If you protect a luscious, valuable, amazingly tempting data object, the probability of its being stolen is 1. It’s as sure as death and taxes. It’s only a matter of an attacker’s time and resources before it’s gone; these are no obstacles to determined adversaries like nation states and organized crime. So why don’t our corporate leaders ‘get’ this certainty? Why are so many, like Target, caught off guard?
This question has bugged me ever since I attended a professional conference that featured a panel of top executives from the Fortune 500 congratulating themselves on their unbreakable perimeter defenses that ‘no attacker could penetrate.’ As I listened I had images of the Titanic going down and couldn’t help raising my hand to ask if any had considered how to defend against other kinds of exploits that avoid firewall penetration, like Stuxnet (which I briefly explained). Why bother when compromising humans is so easy? Or as a colleague is fond of saying, ‘there is no firewall for stupid!’ 
There was stunned silence from the speaker and then a mumbled ‘we probably need to explore other scenarios.’ One of the panelists under his breath muttered, ‘we just installed a USB port in….’ and proceeded to describe a sensitive installation that would be a delightful target for the ill-intended.
How did we get here? How are so many aspects of society so blind when the consequences or cyber theft and compromise are so stark?
Lagging behind in the Information Age
I think you can agree that we all struggle to stay current with technology and often don’t grasp the unintended consequences of the shiny new innovations that we embrace.

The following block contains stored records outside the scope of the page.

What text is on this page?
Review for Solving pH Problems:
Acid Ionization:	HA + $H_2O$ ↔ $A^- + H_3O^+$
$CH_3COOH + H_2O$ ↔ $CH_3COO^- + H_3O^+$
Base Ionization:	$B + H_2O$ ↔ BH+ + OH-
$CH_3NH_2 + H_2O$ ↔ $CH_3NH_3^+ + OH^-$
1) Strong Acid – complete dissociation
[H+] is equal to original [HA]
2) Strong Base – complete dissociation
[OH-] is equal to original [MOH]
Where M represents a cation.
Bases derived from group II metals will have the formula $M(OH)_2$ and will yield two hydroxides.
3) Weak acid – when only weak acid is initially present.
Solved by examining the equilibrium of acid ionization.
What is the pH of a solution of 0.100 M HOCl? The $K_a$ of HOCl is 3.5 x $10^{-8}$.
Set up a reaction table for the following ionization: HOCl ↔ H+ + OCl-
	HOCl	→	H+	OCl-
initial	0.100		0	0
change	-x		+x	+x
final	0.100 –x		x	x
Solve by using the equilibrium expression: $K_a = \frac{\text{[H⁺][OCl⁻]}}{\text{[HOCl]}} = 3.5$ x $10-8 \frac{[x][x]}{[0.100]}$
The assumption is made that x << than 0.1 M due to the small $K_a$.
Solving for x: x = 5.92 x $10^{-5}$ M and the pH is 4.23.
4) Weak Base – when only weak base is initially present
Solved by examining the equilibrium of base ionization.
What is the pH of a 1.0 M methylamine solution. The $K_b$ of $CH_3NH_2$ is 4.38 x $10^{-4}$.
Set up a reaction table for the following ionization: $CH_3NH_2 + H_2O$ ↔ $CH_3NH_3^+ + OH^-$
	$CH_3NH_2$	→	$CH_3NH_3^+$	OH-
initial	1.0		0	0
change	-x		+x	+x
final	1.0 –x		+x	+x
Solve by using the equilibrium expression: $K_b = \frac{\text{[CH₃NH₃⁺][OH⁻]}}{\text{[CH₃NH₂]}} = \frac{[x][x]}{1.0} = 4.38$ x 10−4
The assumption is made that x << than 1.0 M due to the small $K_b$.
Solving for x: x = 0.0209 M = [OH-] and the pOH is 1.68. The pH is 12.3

We’re transitioning to the Information Age, watching the Industrial Age fade in the rear view mirror. According to Covey   , this transforms our way of living in profound ways–how we advance in the world, how we work, our sense of time, how we problem solve, how we learn.
To gain appreciation for the enormity of what we’ve done to ourselves with our embrasure of technology, I’ve been reflecting on the table below, imagining myself in each age, visualizing my life in every detail. I marvel at the unintended consequences I’ve discovered as a result, and I work in this field!
I’m not suggesting we become luddites and live by candlelight; I am suggesting that we consider where we’ve come from and where we’re now living. Morris Massey’s training seminar called ‘What You Are Is Where You Were When’ makes the case that our values are fixed in the paradigm existing when we turned age 10  . From then on, we interpret what we see and weigh our decisions through that lens. Where were you at 10?
I invite you to take quiet time and contemplate this question. While you may be among the enlightened, technically, way ahead of most in ‘getting’ technology, ask yourself how likely is it that those who are leading us politically and economically really do understand the impacts of the transformation we are still in the middle of accomplishing. An exercise such as this might help you gain insight into why cybersecurity is something those at the top rarely grasp. Most likely, when they were 10, they were in the heart of the Industrial Age developing their world view from that paradigm. Is it any surprise they need extra help in thinking through cyber risk?
Surrounded by Oceans and ‘Soft’ Countries
At the heart of this transformation is our symbiotic relationship with the Internet. Table 2, brings home its pervasiveness; and we’re only at the beginning! With only 25% of the world’s population surfing the Net today, think how our lives will change as saturation increases and we move increasingly online. Further, consider the continued effects of the clash of cultures as radically different countries become side-by-side neighbors online.
In this country we have had the luxury of two oceans on either side, left and right, with two ‘soft’ countries above and below us that are basically cooperative and ‘like us.’ This can inure us to what we have done by becoming virtual next door neighbors with all of our friends online in the Table below. I’m fond of telling my students that my mother named six kids that I was absolutely to avoid like the plague when I was growing up. I still remember the name of the boy at the top of the list. These were perennial troublemakers in the neighborhood; if you hung around them, you were assured of no-good. (I can attest to it, having smashed a church window, by accident, playing softball with a couple of them!)
Now we are side-by-side with cultures and countries radically different from our own, with very different world views about IP (Intellectual Property), freedom, ethics, etc. (Read The Lure .) Why do we expect them to behave like us? Why should they?
What was meant for good has ushered in unexpected troubling dislocations.